Classé dans la catégorie : Risques pour l'Homme au travail

Après une première journée plus spécifiquement consacrée, ce mercredi, aux risques CMR (cancérogènes, mutagènes, reprotoxiques) avec en particulier un focus sur les cancers de la vessie mais aussi un exemple de ce que peut faire un Chsct, exposé par Philippe Saunier, secrétaire (Cgt) du Chsct de la raffinerie de Total-Gonfreville (Normandie), le colloque de l’Inrs [1], à partir de ce jeudi, va s’atteler à des problématiques assez générales : processus de délivrance des attestations d’exposition, la sous-traitance, démarche de substitution, expertise toxicologique...
Pour illustrer un exemple de sous-estimation des risques, auxquels on pourrait pourtant répondre de manière assez simple, prenons le cas des poussières de bois.

Cancérogènes et allergisantes

Deuxième cause de cancers professionnels, les poussières de bois sont classées à la fois comme agents cancérogènes et allergisants [2].

Elles peuvent provoquer des cancers de l’ethmoïde (os formant le toit des fosses nasales) mais aussi du poumon, des asthmes, des sinusites chroniques, des conjonctivites, des eczéma et divers syndromes respiratoires. Ces poussières de bois, résidus plus ou moins fins de la transformation du bois, sont surtout présentes dans la construction. Mais pas seulement.

Couper ou scier du bois, le tronçonner, l’usiner et le poncer sont des activités courantes. Mais pour lesquelles on ne songe pas à se protéger, tant elles paraissent banales.

Et pourtant : 300 000 salariés, en France, sont exposés, estime-t-on, aux poussières de bois. Insidieuses, elles s’insinuent partout et sont facilement, pour les plus fines particules, inhalées. Elles peuvent se combiner à des polluants chimiques car les bois sont souvent traités : colles, tanins, alcaloïdes, solvants, vernis.

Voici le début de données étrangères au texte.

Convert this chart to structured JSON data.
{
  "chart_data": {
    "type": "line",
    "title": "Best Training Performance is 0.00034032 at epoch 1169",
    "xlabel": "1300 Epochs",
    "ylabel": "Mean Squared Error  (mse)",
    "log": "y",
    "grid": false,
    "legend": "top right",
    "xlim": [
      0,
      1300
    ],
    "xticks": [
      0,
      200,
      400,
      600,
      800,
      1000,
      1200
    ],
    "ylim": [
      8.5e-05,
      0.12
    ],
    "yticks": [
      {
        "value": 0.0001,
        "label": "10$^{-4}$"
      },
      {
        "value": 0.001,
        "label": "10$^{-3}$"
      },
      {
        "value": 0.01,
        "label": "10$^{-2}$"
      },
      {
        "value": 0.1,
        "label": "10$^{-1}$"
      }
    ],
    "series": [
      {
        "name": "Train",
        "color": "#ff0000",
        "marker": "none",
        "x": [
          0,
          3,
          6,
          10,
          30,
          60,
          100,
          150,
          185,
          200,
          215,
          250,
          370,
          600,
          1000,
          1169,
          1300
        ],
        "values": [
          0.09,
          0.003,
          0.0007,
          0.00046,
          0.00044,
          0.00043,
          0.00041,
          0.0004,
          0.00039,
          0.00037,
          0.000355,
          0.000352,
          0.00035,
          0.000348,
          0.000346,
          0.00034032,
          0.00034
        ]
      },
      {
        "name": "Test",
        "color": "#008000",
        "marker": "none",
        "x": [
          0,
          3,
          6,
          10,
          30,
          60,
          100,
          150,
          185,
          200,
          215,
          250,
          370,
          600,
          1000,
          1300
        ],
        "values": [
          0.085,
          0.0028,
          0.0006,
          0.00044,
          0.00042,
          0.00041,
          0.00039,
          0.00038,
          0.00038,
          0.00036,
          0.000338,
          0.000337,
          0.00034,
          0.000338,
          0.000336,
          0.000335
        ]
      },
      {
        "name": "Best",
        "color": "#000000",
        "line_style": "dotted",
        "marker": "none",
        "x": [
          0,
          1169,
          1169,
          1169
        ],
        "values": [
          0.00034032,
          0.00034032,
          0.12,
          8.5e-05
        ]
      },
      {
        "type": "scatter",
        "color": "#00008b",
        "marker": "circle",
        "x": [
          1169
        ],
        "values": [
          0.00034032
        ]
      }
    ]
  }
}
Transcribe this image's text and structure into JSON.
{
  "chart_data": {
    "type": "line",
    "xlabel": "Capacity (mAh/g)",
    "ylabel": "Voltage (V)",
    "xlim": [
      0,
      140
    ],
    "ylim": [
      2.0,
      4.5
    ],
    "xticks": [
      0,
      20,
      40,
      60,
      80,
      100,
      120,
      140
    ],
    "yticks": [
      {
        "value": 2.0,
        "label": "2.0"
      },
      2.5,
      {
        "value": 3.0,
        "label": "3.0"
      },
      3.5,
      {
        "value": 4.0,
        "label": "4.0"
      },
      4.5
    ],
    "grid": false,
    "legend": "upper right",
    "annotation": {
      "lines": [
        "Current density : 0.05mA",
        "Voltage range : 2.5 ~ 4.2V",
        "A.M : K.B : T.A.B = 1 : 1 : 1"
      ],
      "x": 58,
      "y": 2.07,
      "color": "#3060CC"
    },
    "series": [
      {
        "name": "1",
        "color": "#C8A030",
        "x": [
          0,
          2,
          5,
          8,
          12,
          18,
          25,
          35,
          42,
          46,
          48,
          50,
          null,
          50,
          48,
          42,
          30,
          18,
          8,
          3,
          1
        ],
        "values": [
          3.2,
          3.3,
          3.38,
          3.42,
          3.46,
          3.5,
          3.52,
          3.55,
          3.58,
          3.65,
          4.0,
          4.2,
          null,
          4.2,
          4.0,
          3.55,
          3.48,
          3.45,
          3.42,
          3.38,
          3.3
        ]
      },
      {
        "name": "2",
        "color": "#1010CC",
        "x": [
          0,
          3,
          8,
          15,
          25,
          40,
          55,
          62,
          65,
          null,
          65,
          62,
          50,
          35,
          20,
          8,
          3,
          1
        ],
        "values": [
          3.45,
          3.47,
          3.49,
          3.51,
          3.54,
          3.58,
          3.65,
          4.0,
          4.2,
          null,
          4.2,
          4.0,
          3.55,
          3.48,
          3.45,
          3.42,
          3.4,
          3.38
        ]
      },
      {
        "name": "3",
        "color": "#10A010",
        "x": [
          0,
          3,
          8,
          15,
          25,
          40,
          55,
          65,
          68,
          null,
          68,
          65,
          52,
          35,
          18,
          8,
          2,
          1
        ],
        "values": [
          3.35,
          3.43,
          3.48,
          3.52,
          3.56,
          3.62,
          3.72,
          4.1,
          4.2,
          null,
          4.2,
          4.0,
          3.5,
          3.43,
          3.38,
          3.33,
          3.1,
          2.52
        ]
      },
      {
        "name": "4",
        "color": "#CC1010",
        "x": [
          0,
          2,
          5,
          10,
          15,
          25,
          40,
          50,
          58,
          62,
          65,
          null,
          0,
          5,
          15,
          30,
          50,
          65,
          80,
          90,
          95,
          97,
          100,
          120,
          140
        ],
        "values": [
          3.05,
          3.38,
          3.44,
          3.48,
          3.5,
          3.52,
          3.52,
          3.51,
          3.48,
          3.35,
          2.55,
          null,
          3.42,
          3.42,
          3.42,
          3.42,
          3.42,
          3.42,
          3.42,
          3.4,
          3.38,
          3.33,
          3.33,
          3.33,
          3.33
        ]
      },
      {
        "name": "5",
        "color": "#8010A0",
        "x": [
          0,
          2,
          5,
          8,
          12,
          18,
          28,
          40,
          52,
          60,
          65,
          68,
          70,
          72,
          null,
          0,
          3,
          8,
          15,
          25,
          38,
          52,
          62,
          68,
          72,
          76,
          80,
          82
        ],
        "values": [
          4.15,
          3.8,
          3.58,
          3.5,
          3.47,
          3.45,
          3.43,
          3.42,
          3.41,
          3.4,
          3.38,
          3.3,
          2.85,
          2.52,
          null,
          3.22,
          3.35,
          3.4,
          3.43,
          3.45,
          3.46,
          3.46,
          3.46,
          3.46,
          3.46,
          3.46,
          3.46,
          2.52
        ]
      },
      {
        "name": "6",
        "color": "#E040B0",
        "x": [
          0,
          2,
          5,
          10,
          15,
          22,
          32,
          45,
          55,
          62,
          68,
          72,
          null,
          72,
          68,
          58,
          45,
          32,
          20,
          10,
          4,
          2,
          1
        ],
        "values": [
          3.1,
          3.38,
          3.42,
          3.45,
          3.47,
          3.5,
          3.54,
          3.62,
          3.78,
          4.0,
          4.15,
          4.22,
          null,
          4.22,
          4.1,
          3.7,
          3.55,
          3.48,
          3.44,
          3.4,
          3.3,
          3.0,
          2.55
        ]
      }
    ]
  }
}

Une prévention encore peu dans les usages

La prévention, dans les métiers du bois, n’est pas une attitude naturelle, que ce soit de la part des employeurs ou des employés. A fortiori dans les toutes petites entreprises, très nombreuses dans ces secteurs d’activité.

Philippe, 47 ans, est ébéniste dans l’agglomération lyonnaise. Il travaille actuellement dans une entreprise artisanale où ils sont deux salariés. « Je porte un masque, mais pas tout le temps, reconnaît-il. J’en mets un si je sais que je vais par exemple avoir une activité de coupe sur une machine, pendant au moins une demi-heure. Si je le fais moins longtemps, je ne prends pas le temps d’en enfiler un. Pour d’autres activités, je ne le mets pas forcément non plus. C’est contraignant. »

Et c’est vrai. derrière un masque, on prend plus vite chaud, et il faut, surtout, s’habituer à le porter.

Captage des poussières par aspiration générale dans un atelier, captage aussi directement sur certaines machines à bois, nettoyage très régulier des locaux et des vêtements de travail, douches à disposition des salariés, masques à filtres FFP3 plutôt que FFP2 car ils sont plus efficaces contre les très fines particules, vérifications de la valeur limite d’exposition (Vlep), bonne organisation des locaux de travail, tout cela contribue à un mieux-être et une bonne prévention (3). Mais les bonnes pratiques ne sont encore pas monnaie courante.

Des régions innovent

Au cours d’une journée de réflexion sur cette problématique, organisée le mois dernier à Rodez par le Centre régional d’Innovation et de Transfert- de Technologie (Critt-Bois) de l’Aveyron [3].

Un centre de recherche qui apporte ses compétences dans le domaine du bois sur plusieurs régions : Auvergne, Aquitaine, Limousin, Languedoc-Roussillon, Midi-Pyrénées et Paca. Et va aujourd’hui, au-delà de sa compétence première sur les innovations technologiques, en mutualisant, pour les petites entreprises, l’achat d’appareils pour vérifier les teneurs en poussières de bois.

Un suivi médical pas assez rigoureux

Demeurent le problème de la délivrance des fiches d’exposition : « Ces fiches ne sont pas du tout faites dans les petites entreprises », confie Catherine Calais, médecin du travail dans le secteur Nord-Espalion (Aveyron), mais aussi du suivi médical des salariés.

Une nasofibroscopie, examen très fiable et relativement peu onéreux, devrait être assez régulièrement prescrit pour déceler les problèmes du nez. Mais, non recommandé par les textes en vigueur, il reste sous-prescrit.

De même, un scanner des sinus devrait être effectué pour déceler précocément un cancer de l’ethmoïde, plutôt qu’une radiographie, soulignent des praticiens. Surtout lorsque les expositions commencent à être anciennes.

Un constat que fait aussi Philippe, en région lyonnaise : « J’ai toujours eu droit au minimum légal, concernant le suivi médical : une radio des poumons tous les trois ou quatre ans. C’est tout. Dans aucune des entreprises où je suis passé - parfois de grosses entreprises - je n’ai vu de médecin du travail ou d’inspecteur du travail venir se rendre compte de nos conditions de travail. »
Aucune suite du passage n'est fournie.